Она закатилась смехом, и Леон заметил, что она опьянела. Но к окну подошла твёрдой походкой.
— На стоянке ещё есть одно такси. Свистнуть?
— Не стоит, дойду пешком. Дождь перестал.
Она не стала спорить. Брат часто возвращался в Сен-Клу пешком, неутомимым шагом пересекая Лес. Однажды ночью, завидев встречного, имевшего подозрительный вид, он нырнул в чащу таким внезапным броском, что испуганный прохожий повернул назад. Он любил и ночь, и рассвет, приходил домой всегда до шести утра, и лошади ржали, издали заслышав его.
Он рассеяно пожал руку Жюли и ушёл к тому, что больше всего любил: к пронзительному кличу верных кобыл и дружескому шёпоту их больших нежных губ у искушённого уха хозяина.
«Ну конечно, пятница, — заключила, едва проснувшись, госпожа де Карнейян. — Пахнет рыбой».

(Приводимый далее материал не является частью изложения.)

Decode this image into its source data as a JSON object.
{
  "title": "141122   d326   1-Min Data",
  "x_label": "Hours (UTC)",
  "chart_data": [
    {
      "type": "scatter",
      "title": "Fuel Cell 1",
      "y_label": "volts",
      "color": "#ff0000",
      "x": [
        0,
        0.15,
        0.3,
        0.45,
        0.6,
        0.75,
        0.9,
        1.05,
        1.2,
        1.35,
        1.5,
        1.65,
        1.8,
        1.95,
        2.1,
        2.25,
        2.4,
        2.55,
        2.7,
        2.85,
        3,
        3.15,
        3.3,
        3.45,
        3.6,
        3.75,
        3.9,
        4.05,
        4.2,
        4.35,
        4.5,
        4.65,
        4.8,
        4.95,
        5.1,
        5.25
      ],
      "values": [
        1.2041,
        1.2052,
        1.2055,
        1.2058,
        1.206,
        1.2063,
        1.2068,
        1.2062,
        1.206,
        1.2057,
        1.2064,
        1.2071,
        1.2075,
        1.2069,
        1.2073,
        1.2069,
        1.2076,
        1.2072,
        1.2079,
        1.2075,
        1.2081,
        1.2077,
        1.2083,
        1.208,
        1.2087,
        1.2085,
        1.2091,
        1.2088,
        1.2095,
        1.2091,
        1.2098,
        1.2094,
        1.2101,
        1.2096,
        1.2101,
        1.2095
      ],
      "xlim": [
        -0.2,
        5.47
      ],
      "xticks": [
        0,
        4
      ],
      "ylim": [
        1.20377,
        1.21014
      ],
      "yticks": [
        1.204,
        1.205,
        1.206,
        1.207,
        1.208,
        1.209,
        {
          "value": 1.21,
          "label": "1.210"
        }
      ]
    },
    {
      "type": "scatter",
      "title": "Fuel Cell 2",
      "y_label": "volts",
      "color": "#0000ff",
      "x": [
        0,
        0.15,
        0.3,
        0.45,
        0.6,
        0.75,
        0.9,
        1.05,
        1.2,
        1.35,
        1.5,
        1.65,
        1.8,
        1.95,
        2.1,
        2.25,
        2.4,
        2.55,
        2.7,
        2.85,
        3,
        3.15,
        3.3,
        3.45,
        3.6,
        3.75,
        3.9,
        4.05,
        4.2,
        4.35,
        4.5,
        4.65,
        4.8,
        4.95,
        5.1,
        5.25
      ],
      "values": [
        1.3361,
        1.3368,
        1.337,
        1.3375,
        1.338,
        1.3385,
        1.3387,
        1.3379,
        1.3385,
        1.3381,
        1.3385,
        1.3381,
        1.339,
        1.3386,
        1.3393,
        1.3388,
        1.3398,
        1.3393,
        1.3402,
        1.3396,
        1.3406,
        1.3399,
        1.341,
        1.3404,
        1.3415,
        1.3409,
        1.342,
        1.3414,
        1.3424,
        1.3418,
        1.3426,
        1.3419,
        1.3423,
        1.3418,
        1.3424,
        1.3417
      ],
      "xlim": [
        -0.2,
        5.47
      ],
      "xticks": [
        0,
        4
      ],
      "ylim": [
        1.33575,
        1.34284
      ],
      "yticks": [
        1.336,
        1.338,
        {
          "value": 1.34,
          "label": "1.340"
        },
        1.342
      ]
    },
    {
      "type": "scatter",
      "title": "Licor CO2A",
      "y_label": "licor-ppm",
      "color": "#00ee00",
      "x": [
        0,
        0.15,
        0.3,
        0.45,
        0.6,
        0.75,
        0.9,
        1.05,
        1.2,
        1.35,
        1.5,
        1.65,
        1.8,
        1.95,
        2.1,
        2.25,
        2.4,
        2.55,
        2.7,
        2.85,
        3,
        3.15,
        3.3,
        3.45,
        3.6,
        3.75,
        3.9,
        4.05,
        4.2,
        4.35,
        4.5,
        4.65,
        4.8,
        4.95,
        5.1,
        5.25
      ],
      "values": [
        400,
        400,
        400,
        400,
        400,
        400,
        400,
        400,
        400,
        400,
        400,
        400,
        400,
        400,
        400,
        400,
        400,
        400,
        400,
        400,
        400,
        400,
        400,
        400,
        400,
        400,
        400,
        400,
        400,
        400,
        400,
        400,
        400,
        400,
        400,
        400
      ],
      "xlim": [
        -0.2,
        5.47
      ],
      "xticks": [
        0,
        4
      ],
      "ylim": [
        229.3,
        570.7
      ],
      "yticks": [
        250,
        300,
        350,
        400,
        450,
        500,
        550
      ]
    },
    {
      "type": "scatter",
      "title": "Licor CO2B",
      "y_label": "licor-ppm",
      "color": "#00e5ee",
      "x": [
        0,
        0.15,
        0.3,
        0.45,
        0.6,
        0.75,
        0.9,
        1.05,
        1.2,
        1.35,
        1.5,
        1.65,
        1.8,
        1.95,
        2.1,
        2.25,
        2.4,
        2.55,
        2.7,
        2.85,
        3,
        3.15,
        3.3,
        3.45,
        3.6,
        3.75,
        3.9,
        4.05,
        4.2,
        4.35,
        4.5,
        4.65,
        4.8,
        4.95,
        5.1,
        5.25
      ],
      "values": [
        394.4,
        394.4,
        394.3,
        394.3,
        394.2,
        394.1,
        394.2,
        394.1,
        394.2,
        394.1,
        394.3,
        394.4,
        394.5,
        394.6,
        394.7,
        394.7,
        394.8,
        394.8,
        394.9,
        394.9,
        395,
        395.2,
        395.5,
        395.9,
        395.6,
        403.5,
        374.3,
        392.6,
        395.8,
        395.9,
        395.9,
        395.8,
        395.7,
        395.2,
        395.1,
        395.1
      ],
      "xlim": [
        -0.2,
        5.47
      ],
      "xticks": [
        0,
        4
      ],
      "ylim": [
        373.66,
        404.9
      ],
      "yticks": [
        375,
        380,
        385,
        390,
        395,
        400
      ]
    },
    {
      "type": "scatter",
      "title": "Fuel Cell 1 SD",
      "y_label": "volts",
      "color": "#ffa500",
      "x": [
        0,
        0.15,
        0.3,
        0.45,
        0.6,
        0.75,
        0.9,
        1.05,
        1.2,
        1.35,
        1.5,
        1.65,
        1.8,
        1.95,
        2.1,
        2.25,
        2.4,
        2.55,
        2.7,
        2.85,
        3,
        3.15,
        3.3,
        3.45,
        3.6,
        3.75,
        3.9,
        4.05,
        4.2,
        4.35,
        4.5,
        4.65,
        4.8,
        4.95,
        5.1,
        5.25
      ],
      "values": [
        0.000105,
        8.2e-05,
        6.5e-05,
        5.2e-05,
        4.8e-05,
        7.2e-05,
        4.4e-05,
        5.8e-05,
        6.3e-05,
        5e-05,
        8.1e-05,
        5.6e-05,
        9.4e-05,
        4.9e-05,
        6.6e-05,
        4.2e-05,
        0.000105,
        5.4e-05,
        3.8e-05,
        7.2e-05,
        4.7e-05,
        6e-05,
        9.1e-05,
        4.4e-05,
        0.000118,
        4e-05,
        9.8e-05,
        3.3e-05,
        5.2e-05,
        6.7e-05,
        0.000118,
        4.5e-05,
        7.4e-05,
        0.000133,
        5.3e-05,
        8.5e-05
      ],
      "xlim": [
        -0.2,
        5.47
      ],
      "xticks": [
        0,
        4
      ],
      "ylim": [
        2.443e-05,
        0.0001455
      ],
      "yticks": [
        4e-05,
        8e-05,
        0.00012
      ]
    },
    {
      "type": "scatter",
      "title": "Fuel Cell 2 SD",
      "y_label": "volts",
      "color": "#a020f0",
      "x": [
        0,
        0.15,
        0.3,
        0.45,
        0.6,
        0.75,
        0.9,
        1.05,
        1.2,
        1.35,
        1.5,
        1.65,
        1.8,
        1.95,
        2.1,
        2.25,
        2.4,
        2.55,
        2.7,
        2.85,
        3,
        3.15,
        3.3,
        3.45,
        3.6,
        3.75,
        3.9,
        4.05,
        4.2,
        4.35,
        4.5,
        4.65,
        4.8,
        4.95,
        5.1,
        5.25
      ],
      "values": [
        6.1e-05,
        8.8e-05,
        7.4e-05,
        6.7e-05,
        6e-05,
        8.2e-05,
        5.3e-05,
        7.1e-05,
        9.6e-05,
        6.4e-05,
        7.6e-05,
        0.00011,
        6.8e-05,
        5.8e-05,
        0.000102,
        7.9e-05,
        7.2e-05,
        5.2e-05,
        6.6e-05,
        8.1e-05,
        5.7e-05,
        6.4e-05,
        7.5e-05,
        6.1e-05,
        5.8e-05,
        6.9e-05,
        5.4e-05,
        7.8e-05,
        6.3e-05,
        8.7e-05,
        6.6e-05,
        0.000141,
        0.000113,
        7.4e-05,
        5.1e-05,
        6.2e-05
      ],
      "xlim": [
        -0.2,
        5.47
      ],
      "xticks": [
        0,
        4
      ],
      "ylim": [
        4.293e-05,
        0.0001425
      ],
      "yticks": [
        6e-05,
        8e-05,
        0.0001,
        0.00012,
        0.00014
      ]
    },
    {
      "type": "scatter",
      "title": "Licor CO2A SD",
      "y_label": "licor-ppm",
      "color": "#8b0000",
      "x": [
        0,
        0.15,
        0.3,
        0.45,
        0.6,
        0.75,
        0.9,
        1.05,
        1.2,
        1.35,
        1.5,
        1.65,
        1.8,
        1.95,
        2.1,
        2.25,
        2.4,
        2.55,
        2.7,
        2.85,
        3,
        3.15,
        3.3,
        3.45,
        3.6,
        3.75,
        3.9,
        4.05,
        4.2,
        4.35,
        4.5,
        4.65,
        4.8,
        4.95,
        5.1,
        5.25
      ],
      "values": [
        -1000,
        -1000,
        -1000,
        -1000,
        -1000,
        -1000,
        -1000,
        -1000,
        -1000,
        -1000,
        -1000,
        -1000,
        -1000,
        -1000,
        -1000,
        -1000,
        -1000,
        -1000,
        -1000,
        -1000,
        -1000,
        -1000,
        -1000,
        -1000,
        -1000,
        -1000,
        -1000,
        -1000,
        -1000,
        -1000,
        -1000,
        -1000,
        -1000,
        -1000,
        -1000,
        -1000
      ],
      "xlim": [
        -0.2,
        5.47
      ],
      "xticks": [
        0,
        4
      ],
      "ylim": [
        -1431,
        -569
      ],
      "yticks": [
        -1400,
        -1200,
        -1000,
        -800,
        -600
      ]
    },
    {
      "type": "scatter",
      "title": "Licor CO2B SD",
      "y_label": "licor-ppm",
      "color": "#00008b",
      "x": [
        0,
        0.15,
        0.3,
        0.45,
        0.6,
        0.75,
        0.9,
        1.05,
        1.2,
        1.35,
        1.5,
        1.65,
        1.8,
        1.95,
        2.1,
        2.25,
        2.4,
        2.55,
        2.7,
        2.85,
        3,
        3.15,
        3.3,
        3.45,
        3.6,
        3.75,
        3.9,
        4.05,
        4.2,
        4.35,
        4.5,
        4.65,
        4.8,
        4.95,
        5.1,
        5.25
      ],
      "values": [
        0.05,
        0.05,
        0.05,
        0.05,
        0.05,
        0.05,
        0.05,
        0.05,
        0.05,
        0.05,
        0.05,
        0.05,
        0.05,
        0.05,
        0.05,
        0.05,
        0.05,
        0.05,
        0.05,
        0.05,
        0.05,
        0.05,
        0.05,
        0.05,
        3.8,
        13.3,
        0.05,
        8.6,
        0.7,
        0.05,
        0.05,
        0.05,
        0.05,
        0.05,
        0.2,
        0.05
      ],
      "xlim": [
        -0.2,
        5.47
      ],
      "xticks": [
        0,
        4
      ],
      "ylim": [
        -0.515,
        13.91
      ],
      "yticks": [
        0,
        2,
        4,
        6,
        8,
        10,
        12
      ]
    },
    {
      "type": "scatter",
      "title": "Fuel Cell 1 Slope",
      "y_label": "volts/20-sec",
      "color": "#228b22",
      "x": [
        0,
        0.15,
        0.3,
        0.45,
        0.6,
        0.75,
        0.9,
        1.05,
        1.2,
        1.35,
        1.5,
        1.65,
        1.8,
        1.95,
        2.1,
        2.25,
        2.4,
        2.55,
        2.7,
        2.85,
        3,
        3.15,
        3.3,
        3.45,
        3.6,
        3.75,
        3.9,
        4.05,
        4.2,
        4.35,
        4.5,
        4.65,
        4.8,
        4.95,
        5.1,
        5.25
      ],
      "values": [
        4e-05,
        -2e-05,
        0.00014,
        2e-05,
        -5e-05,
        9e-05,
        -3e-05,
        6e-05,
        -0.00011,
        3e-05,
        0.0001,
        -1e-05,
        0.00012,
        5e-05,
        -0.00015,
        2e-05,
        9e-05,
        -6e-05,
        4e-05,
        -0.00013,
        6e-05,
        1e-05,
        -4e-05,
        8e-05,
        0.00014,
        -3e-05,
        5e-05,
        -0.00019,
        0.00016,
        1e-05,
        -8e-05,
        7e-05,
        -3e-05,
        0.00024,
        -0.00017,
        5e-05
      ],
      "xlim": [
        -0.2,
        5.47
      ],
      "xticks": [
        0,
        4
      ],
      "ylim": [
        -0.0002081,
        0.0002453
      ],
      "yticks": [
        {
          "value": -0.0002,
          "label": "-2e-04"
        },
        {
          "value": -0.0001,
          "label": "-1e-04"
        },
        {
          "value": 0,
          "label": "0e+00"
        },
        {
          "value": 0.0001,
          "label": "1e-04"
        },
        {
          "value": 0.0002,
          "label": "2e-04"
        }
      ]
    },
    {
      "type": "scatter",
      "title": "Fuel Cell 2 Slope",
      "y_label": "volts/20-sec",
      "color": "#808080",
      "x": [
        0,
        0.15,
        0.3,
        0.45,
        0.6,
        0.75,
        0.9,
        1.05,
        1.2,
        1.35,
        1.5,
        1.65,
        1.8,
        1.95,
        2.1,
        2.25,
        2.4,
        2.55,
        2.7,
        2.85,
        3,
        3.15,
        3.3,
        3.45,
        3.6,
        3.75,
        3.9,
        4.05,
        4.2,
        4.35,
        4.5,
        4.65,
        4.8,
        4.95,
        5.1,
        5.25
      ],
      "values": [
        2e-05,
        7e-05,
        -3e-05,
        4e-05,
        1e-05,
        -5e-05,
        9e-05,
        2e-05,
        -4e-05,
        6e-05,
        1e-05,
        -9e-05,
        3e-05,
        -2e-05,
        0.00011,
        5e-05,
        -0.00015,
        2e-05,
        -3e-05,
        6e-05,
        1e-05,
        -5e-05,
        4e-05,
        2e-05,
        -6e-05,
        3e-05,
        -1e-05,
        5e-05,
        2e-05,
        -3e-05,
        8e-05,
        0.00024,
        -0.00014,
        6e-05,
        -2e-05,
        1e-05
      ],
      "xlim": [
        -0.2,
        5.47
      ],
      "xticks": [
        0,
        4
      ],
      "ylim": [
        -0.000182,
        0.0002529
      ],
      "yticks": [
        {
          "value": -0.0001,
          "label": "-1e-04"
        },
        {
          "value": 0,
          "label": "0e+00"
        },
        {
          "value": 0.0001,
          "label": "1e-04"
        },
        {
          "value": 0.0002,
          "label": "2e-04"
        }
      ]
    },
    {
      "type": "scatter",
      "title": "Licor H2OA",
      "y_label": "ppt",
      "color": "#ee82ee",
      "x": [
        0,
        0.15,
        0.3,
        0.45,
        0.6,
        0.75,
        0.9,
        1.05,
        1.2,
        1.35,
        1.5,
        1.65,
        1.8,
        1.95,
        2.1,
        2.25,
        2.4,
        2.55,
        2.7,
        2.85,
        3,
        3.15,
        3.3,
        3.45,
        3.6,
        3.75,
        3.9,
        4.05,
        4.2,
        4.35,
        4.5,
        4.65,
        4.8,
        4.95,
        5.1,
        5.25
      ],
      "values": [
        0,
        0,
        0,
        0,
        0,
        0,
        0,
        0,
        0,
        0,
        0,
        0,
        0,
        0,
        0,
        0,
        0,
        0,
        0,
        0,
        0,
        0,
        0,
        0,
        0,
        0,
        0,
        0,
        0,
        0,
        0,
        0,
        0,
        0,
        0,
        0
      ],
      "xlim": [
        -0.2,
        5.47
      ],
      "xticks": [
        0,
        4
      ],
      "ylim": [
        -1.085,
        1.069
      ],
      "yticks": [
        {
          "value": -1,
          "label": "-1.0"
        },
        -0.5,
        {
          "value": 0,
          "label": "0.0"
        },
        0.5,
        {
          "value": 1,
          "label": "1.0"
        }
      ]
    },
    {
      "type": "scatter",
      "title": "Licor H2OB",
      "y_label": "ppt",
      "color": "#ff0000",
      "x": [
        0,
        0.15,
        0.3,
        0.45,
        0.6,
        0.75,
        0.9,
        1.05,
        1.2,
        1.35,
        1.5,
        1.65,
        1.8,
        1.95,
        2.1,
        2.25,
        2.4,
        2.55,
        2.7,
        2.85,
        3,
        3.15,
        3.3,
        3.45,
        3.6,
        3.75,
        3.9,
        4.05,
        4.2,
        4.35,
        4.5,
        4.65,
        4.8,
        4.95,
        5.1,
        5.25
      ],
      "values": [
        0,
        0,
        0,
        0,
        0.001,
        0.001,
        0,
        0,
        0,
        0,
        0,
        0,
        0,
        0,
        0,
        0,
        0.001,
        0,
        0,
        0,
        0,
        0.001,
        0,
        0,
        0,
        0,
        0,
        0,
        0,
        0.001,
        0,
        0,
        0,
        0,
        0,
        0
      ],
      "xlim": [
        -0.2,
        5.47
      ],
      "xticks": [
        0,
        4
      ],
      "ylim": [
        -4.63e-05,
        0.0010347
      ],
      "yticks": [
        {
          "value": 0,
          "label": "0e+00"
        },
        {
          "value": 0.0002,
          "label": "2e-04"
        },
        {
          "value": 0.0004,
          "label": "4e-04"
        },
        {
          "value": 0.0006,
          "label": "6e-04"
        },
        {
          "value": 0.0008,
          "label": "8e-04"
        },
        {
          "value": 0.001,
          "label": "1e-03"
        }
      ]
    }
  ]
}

На углу улицы был большой продовольственный магазин. Снимая «комфортабельную студию», Жюли пожертвовала шиком ради удобства и не переставала в этом раскаиваться, особенно в рыбные дни, капустные дни и дынные дни.
Судя по приходящей прислуге, мывшей посуду в кухне-ванной, было не более половины десятого, и Жюли снова задремала, не без ощущения вины, которое шло издалека — из детства, вышколенного беспристрастными и резкими ударами отцовского хлыста. В те времена за дверью, отворяющейся с неумолимостью рока в семь часов зимой, в шесть — летом, Леон и Жюли толкались босиком, молча борясь за то, чтобы первым побили другого… Получив своё, они совали горячие ноги в дырявые башмаки, не ропща вскакивали на своих пони и галопом догоняли графа де Карнейяна, под которым был то бретонский конёк с провислой спиной, то мешок костей, высокий, как церковь, то верховая корова — корова светлой, как он сам, масти, откормленная овсом, с глазами, полными огня, которая скакала через препятствия, задравши хвост, с болтающимся, как колокол, выменем. На ней он ездил, когда хотел показать, чего умеет добиться от всякого жвачного копытного, и привлечь к себе внимание на конских ярмарках и больших перигорских торгах.
В такие дни он предоставлял лучшее, что было в его конюшне, Жюли и Леону. Так что, выехав из Карнейяна верхом, дети часто возвращались пешком, таща сёдла на себе, или в крестьянских повозках, после того как их подкупающая внешность помогала заключить сделку на месте. Какое-то время они оставались угрюмыми и замкнутыми, втайне оплакивая любимую лошадку. Но с возрастом им понравилось менять лошадей. И когда Жюли де Карнейян в семнадцать лет вышла замуж за богатого выходца из Голландии по имени Джулиус Беккер, она не особо огорчилась, поддерживаемая смутной мыслью: «Обменяю на следующей ярмарке».
Как другим снятся вызов в суд или экзамены, так ей часто снилось, что она скачет верхом. Госпожа Энселад, искушённая в толковании снов, говорила ей: «Это значит, что вам нужен любовник».